Еще охотнее и еще чаще он заговаривал об отношениях его к своим крестьянам и в заключение не забывал прибавить, что его пять тысяч душ крестьян взбунтовались, когда до них дошла весть о приговоре их барина к ссылке в Сибирь. Не понимаю, каким путем слух этот мог дойти по адресу кого-либо из заключенных…

Когда Лунину предложили вопрос со стороны комитета, «откуда он заимствовал свободный образ мыслей», то он будто бы отвечал: «Из здравого рассудка». … Лунина случилось мне видеть только один раз, и то мимоходом: когда меня вели на прогулку по крепости, на площадке лестницы на скамье сидел старик, очень, должно быть, большого росту, с бледным, обрюзглым лицом, с усталыми глазами.
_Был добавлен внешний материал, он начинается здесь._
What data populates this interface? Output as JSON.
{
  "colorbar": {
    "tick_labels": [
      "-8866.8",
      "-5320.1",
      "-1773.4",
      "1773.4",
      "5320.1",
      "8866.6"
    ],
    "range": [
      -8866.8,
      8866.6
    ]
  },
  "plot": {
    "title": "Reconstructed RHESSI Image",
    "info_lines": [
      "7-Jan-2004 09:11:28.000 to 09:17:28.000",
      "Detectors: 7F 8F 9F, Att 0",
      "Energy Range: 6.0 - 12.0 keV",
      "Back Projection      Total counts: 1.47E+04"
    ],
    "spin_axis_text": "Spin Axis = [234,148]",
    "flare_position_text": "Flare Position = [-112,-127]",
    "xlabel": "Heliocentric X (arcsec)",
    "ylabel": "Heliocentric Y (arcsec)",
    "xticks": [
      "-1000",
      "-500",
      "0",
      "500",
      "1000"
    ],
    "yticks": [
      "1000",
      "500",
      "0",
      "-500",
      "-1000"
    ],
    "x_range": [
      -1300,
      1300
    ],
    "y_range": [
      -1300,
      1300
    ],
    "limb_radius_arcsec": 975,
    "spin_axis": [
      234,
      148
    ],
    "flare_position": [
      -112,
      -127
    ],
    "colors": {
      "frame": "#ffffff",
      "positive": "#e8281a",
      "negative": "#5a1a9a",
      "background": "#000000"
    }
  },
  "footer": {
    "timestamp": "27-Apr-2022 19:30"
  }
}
Что это был Лунин, я узнал тогда только, когда мы уже спустились с лестницы…»

Действие происходит в конце лета и осенью 1826 года, когда приговор уже вынесен, но приговоренные еще не вывезены. Воспоминания Александра Гангеблова вообще точны и правдивы, так что и этой записи должно верить, хотя она сделана 60 лет спустя, 24-летнему поручику естественно находить стариком 38-летнего подполковника; но прежде никто не замечал обрюзглого лица, усталых глаз и слез.

Нервы, затвердевшие с декабря по июль, могли теперь расслабиться — все кончено.

Но 85-летний Гангеблов-мемуарист сохранил юную насмешливую жалость к ребяческой чванливости старика. Лунин как будто поучал и наставлял молодых, расспрашивая, как они держались перед комитетом, Гангеблов же, который сломился и сказал много лишнего, кажется, не очень верит в смелые ответы Лунина.[117]

А ведь все было чистая правда — и про «свободный образ мыслей», и про Константина; и о крестьянах, видимо, тоже правда…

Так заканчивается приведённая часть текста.